If you’re looking for Waylon Arnaqjuaq during the winter, there’s a decent chance you’ll find him at the arena, but you may not instantly recognize him.
He’ll be wearing a Bauer goaltender’s mask – one of the pieces of equipment he relies on to protect him from the blazing hard rubber disks being fired his way.
Arnaqjuaq, 21, has been stopping pucks since he was 13 years old. He started out as a skater at age five, but one day he decided to take a turn between the pipes.
“At school we used to play floor hockey a lot. There wasn’t any goalie, so I thought I’d give it a try,” he recalled. “I loved it right away.”
By age 14, he was on the ice with men and he became a regular among the senior players at 18. Getting in front of slapshots off the sticks of adult athletes was a welcome challenge, said Arnaqjuaq.
“It was a lot faster and harder. I preferred that because I was getting good very young,” he said. “I prefer the slapshots, actually, because you can see the puck all the way, unlike backhands and wrist shots, they’re a little harder to read.”
Despite the blocker, goalie pads, and chest and arm protectors, Arnaqjuaq often skates off the ice with an assortment of bumps and bruises.
“Almost every game,” he said, chuckling.
His father initially sparked his interest in hockey.

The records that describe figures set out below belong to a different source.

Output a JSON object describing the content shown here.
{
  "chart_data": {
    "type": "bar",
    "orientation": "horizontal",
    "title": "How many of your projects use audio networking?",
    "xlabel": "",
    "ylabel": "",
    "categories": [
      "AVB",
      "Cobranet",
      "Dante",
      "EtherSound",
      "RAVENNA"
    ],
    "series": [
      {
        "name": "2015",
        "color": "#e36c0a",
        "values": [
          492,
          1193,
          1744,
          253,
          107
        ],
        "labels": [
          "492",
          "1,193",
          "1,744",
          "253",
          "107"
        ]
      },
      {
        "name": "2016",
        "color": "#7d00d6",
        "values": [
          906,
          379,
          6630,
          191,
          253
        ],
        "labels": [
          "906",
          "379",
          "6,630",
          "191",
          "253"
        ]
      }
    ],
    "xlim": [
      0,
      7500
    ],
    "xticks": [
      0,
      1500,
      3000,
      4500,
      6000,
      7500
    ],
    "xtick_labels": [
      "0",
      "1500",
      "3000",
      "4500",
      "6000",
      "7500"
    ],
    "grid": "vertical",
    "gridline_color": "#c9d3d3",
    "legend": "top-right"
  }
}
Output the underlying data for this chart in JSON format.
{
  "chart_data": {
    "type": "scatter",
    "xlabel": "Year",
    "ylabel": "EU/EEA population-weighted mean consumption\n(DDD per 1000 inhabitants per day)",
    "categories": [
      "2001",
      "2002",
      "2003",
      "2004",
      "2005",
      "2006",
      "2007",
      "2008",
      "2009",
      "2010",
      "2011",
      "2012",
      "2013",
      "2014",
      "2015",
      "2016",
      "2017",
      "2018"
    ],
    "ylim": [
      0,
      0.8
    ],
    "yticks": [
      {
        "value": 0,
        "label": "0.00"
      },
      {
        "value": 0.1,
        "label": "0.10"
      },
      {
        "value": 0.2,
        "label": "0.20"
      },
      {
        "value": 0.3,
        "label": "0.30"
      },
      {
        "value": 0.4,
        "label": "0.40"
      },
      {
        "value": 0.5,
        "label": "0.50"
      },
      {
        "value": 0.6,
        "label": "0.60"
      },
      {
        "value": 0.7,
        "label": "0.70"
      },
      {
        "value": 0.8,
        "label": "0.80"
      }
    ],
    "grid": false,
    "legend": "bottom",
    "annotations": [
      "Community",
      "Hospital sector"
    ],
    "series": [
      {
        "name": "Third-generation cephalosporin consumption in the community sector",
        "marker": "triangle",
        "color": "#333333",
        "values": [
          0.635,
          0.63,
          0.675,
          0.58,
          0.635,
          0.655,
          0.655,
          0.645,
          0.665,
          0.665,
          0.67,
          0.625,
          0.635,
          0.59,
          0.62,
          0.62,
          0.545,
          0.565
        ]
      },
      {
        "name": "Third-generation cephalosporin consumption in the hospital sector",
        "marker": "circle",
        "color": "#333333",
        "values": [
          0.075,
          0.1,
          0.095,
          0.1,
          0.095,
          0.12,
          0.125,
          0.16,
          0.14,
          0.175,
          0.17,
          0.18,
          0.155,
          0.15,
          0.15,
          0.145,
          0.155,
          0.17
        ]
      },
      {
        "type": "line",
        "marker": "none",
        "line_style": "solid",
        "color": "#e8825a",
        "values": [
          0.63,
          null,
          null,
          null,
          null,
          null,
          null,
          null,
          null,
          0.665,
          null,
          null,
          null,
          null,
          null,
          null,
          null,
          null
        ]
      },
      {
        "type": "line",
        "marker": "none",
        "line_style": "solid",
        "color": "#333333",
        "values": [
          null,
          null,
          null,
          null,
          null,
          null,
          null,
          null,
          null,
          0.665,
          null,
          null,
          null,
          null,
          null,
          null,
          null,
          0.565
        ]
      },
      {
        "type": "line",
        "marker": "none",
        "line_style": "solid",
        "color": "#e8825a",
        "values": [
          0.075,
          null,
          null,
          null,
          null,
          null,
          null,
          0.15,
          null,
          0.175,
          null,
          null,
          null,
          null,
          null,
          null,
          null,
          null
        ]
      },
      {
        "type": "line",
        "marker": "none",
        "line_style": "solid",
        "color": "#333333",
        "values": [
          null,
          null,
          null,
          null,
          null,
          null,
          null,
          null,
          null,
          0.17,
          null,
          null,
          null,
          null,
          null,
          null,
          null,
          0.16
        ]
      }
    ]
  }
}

He later learned the ins and outs of being a netminder from Dion and Dino Akearok.
Playing two to three games per week, Arnaqjuaq estimates that he suits up for 80 to 84 games during an average season. There are also occasional tournaments that take him and his teammates to other communities, like the Toonik Tyme showdown in Iqaluit, where Arnaqjuaq was named the best goaltender in the ‘B’ division last year.
An Oilers fan, Arnaqjuaq cheers for Cam Talbot, but his all-time favourite goalie is Dwayne Roloson, who did a stint in Edmonton and helped the Oilers reach the Stanley Cup finals in 2006.
“My idol,” Arnaqjuaq said of Roloson.
Outside of hockey, he keeps busy with basketball and baseball during other seasons.
“And once in a while I pick up the guitar and play some Metallica,” he said, adding that Harvester of Sorrow is one of his favourites.